The main difference between a kayak and a canoe is that a kayak is a closed canoe meant to be used with a double-bladed paddle, one blade on each end, instead of a single bladed paddle. The double-bladed paddle makes it easier for a single person to handle a kayak. Kayaks are more commonly enclosed on top with a deck, making it possible to recover from a capsize without the kayak filling with water, although there are also closed canoes, which are common in competition. The deck is an extension of the hull, with a special sheet called a spraydeck sealing the gap between deck and the paddler.
A rowboat is not really like a canoe, since it is propelled by oars resting in pivots on the gunwales. A single rower works 2 oars, and sits with his or her back toward the direction of travel. Some rowboats, such as a River Dory or a raft outfitted with a rowing frame are suitable for whitewater.
The outrigger canoe consists of a hull and a secondary floating support.
The Adirondack guideboat is a rowboat that has similar lines to a canoe.
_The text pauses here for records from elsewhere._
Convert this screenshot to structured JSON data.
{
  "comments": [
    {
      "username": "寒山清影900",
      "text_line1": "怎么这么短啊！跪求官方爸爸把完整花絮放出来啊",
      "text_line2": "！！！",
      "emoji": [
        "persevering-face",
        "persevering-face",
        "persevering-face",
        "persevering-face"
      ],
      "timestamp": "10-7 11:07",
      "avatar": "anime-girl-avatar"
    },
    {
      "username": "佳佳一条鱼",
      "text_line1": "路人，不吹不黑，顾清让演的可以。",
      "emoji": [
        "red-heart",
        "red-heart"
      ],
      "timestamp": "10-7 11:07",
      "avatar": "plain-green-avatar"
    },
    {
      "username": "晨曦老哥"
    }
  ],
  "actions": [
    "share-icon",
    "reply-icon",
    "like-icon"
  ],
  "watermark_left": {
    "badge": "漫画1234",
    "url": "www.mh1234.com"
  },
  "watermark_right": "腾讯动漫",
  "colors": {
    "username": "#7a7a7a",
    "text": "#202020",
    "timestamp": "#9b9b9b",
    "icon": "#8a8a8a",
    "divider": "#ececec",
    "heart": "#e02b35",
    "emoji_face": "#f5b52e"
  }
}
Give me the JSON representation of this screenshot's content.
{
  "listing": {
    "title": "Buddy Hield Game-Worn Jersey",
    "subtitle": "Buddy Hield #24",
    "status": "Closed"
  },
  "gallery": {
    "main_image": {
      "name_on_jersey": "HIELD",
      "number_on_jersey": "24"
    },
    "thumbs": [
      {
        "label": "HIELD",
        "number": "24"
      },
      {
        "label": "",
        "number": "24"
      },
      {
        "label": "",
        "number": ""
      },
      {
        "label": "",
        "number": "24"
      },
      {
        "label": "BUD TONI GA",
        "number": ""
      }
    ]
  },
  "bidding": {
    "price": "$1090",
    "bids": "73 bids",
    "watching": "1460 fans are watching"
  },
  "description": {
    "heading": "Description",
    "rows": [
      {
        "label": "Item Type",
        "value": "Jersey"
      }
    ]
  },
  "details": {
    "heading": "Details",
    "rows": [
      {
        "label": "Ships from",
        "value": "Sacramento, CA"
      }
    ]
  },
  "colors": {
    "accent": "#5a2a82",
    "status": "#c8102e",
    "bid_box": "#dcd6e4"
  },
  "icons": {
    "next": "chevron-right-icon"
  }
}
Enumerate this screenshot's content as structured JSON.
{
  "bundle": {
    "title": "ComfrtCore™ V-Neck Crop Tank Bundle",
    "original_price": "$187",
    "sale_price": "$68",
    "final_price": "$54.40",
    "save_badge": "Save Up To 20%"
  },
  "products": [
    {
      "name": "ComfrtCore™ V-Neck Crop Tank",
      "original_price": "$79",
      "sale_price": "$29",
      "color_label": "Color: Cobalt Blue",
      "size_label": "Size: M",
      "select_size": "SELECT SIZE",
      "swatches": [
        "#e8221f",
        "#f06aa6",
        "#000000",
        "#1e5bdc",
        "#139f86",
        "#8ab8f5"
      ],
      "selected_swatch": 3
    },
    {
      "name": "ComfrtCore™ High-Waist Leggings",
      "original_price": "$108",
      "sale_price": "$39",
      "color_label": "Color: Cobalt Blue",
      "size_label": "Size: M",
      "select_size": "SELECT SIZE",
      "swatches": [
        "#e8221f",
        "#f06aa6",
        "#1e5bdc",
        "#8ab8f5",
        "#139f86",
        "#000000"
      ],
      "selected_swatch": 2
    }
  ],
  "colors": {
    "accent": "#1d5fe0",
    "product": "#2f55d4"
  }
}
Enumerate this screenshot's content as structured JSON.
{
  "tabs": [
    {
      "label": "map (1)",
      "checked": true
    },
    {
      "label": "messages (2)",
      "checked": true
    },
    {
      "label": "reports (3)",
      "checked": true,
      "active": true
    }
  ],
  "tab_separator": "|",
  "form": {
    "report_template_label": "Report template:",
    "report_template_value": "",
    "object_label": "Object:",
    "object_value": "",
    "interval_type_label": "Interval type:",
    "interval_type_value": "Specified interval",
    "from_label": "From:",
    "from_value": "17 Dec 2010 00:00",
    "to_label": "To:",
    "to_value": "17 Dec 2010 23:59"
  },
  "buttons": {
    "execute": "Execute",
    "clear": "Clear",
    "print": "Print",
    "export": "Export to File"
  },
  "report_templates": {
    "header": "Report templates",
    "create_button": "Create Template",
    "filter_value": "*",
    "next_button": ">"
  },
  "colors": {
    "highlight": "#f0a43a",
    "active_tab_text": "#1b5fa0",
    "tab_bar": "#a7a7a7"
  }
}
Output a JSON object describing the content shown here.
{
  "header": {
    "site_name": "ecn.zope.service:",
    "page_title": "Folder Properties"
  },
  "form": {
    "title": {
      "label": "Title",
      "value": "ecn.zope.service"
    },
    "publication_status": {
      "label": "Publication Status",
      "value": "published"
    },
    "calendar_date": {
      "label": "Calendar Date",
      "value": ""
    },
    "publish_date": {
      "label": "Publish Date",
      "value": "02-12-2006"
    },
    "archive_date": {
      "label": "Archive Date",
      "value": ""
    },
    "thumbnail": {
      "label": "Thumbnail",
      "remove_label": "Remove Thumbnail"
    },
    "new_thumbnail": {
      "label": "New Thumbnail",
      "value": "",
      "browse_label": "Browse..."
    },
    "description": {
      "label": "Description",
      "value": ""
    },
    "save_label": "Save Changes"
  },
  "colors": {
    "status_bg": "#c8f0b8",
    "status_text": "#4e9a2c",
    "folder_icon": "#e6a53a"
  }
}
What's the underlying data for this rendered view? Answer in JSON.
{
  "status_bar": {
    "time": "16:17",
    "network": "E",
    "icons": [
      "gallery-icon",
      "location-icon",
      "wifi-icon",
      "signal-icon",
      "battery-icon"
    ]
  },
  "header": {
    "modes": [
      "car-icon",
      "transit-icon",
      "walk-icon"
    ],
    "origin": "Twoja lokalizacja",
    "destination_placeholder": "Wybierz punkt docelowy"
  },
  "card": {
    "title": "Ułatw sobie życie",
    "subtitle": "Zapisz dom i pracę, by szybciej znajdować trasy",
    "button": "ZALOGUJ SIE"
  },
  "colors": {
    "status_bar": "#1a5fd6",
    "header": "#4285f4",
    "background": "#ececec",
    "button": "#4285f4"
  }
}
However the rower sits closer to the bilge and uses a set of pinned oars to propel the boat.
As modern canoe design has progressed, a catagory of whitewater canoe has emerged, often referred to as the "Specialist Open Canoe". The distinguishing design feature of these canoes is their relatively short length, and large amount of rocker allowing them to ride up and over waves and holes and affording them a greater manoeverability.